Proprio perché so per averlo sperimentato cosa significa redigere, scrivere una dichiarazione anticipata di trattamento o un testamento biologico, dico che bisogna che assieme ad una campagna informativa venga fatta anche un’azione culturale più forte.

I gruppi, le associazioni che portano avanti queste battaglie di civiltà si tengono sempre lontani dalla parola religione che vene fatta equivalere a Vaticano e tenuta distante come si fa con un cane in chiesa. Io invece penso e credo che dovremmo trovare il coraggio di dire che al di sotto di tutti questi discorsi c’è la domanda di senso della vita e della morte e che dobbiamo dare spazio anche a questo argomento.

Non dobbiamo infatti dimenticare un fatto importante che come medico io ho ben presente. Quando ci si trova a comunicare una diagnosi maligna alle persone, sappiamo per esperienza che uno degli elementi fondamentali è l’accoglienza che la comunità fa di queste persone in queste condizioni. Il punto dunque non è morire o non morire, avere una diagnosi maligna o non averla, ma far parte di una comunità che accoglie e aiuta o di una comunità che rifiuta e non aiuta.

Chi ha fatto gli studi alti come me in questi casi usa la parola cifra, per dire che l’accoglienza e il sostengo alla persona gravemente malata e in fin di vita è il segno, la cifra di quella comunità. Accogliere il diverso, accogliere l’estremo della comunità è la cifra, il segno di una comunità che sa porsi la domanda di senso della vita e della morte e sa anche cercare una risposta. Voi sarete d’accordo con me sul fatto che sono le singole persone a fare la differenza e se questa considerazione ci unisce proviamo a fare un ragionamento conclusivo.
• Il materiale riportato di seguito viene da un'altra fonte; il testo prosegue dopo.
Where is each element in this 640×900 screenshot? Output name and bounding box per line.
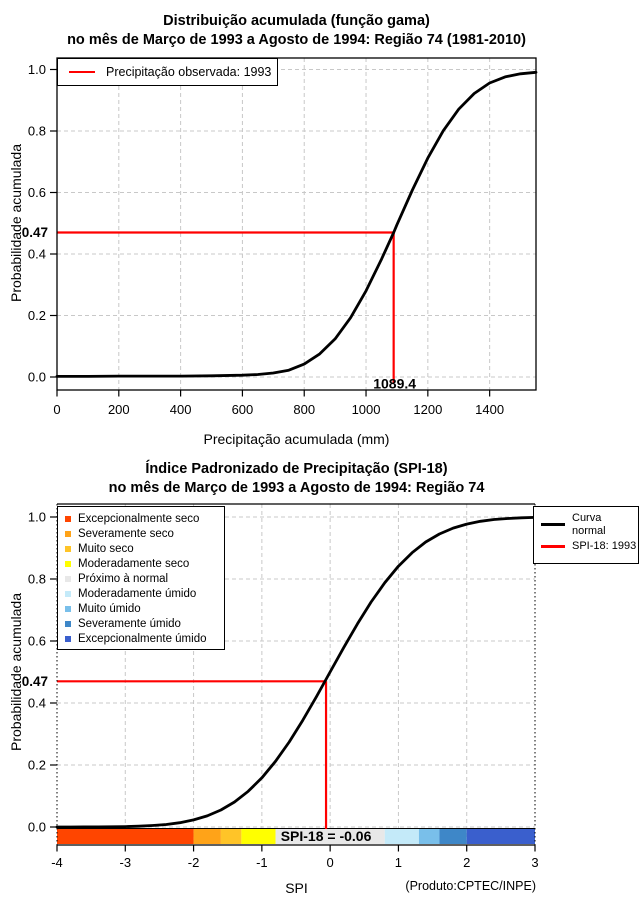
bottom-chart-ylabel: Probabilidade acumulada xyxy=(8,593,24,751)
x-tick-label: 800 xyxy=(293,402,315,417)
category-label: Moderadamente seco xyxy=(78,557,190,570)
spi-colorbar-segment xyxy=(241,829,276,844)
category-swatch xyxy=(65,636,71,643)
bottom-chart-title-line1: Índice Padronizado de Precipitação (SPI-… xyxy=(145,461,448,477)
legend-item: Próximo à normal xyxy=(65,571,224,586)
probability-annotation: 0.47 xyxy=(22,225,48,240)
x-tick-label: 200 xyxy=(108,402,130,417)
x-tick-label: 0 xyxy=(53,402,60,417)
category-swatch xyxy=(65,530,71,537)
top-chart-title: Distribuição acumulada (função gama) no … xyxy=(57,12,536,50)
legend-label: Curva normal xyxy=(572,512,606,537)
top-chart-title-line2: no mês de Março de 1993 a Agosto de 1994… xyxy=(67,32,526,48)
legend-item: Muito seco xyxy=(65,541,224,556)
y-tick-label: 0.6 xyxy=(28,185,46,200)
spi-colorbar-segment xyxy=(275,829,385,844)
x-tick-label: -1 xyxy=(256,855,268,870)
legend-label: SPI-18: 1993 xyxy=(572,540,637,552)
bottom-chart-title-line2: no mês de Março de 1993 a Agosto de 1994… xyxy=(108,480,485,496)
x-tick-label: 1200 xyxy=(413,402,442,417)
y-tick-label: 0.4 xyxy=(28,247,46,262)
black-line-sample xyxy=(541,523,565,526)
spi-colorbar-segment xyxy=(384,829,419,844)
legend-item: Muito úmido xyxy=(65,602,224,617)
x-tick-label: 3 xyxy=(531,855,538,870)
category-label: Muito úmido xyxy=(78,603,141,616)
y-tick-label: 0.4 xyxy=(28,696,46,711)
category-label: Severamente úmido xyxy=(78,618,181,631)
legend-item: Curva normal xyxy=(541,512,638,537)
top-chart-title-line1: Distribuição acumulada (função gama) xyxy=(163,13,430,29)
producer-credit: (Produto:CPTEC/INPE) xyxy=(405,879,536,893)
top-chart-xlabel: Precipitação acumulada (mm) xyxy=(203,431,390,447)
top-chart-legend: Precipitação observada: 1993 xyxy=(57,58,278,86)
x-tick-label: 1400 xyxy=(475,402,504,417)
y-tick-label: 0.0 xyxy=(28,370,46,385)
plot-border xyxy=(56,57,537,391)
spi-colorbar-segment xyxy=(193,829,221,844)
category-swatch xyxy=(65,591,71,598)
red-line-sample xyxy=(541,544,565,548)
spi-colorbar-segment xyxy=(220,829,242,844)
bottom-chart-legend: Curva normal SPI-18: 1993 xyxy=(533,506,639,564)
y-tick-label: 1.0 xyxy=(28,62,46,77)
spi-colorbar-segment xyxy=(418,829,440,844)
x-tick-label: 0 xyxy=(327,855,334,870)
bottom-chart-xlabel: SPI xyxy=(285,880,308,896)
bottom-chart-title: Índice Padronizado de Precipitação (SPI-… xyxy=(57,460,536,498)
category-label: Próximo à normal xyxy=(78,572,169,585)
legend-item: Severamente úmido xyxy=(65,617,224,632)
y-tick-label: 0.8 xyxy=(28,572,46,587)
x-tick-label: 1 xyxy=(395,855,402,870)
legend-item: Excepcionalmente úmido xyxy=(65,632,224,647)
y-tick-label: 0.6 xyxy=(28,634,46,649)
y-tick-label: 0.2 xyxy=(28,308,46,323)
category-swatch xyxy=(65,515,71,522)
spi-colorbar-segment xyxy=(439,829,467,844)
legend-item: Excepcionalmente seco xyxy=(65,511,224,526)
x-tick-label: 600 xyxy=(232,402,254,417)
legend-item: SPI-18: 1993 xyxy=(541,540,638,553)
spi-colorbar-segment xyxy=(466,829,535,844)
top-chart-ylabel: Probabilidade acumulada xyxy=(8,144,24,302)
spi-category-legend: Excepcionalmente seco Severamente seco M… xyxy=(57,506,225,650)
category-swatch xyxy=(65,621,71,628)
category-swatch xyxy=(65,575,71,582)
category-swatch xyxy=(65,606,71,613)
precipitation-annotation: 1089.4 xyxy=(373,376,416,392)
probability-annotation: 0.47 xyxy=(22,674,48,689)
legend-item: Moderadamente seco xyxy=(65,556,224,571)
x-tick-label: 2 xyxy=(463,855,470,870)
y-tick-label: 0.2 xyxy=(28,758,46,773)
red-line-sample xyxy=(69,70,95,74)
category-label: Excepcionalmente seco xyxy=(78,512,200,525)
x-tick-label: -4 xyxy=(51,855,63,870)
y-tick-label: 1.0 xyxy=(28,510,46,525)
x-tick-label: 1000 xyxy=(352,402,381,417)
x-tick-label: -2 xyxy=(188,855,200,870)
y-tick-label: 0.8 xyxy=(28,124,46,139)
normal-cdf-curve xyxy=(55,516,537,829)
x-tick-label: -3 xyxy=(120,855,132,870)
x-tick-label: 400 xyxy=(170,402,192,417)
legend-item: Severamente seco xyxy=(65,526,224,541)
category-label: Muito seco xyxy=(78,542,134,555)
category-label: Moderadamente úmido xyxy=(78,588,197,601)
y-tick-label: 0.0 xyxy=(28,820,46,835)
spi-colorbar-segment xyxy=(57,829,194,844)
legend-item: Moderadamente úmido xyxy=(65,586,224,601)
gamma-cdf-curve xyxy=(55,70,538,378)
category-label: Severamente seco xyxy=(78,527,174,540)
top-legend-label: Precipitação observada: 1993 xyxy=(106,65,272,79)
category-swatch xyxy=(65,560,71,567)
category-swatch xyxy=(65,545,71,552)
category-label: Excepcionalmente úmido xyxy=(78,633,207,646)
spi-value-annotation: SPI-18 = -0.06 xyxy=(281,828,372,844)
Molti gruppi, anche singole persone sono impegnati in questo grandissimo e meraviglioso lavoro che è diffondere gli strumenti che permettono ad ognuno di esercitare i loro diritti. È possibile lavorare assieme per portare avanti in parallelo un lavoro culturale di fondo creando occasioni per discutere come comunità del senso della vita e della morte e il motivo di questa scelta deve essere la consapevolezza che così davvero si aiutano le persone nella verità e nell’amore.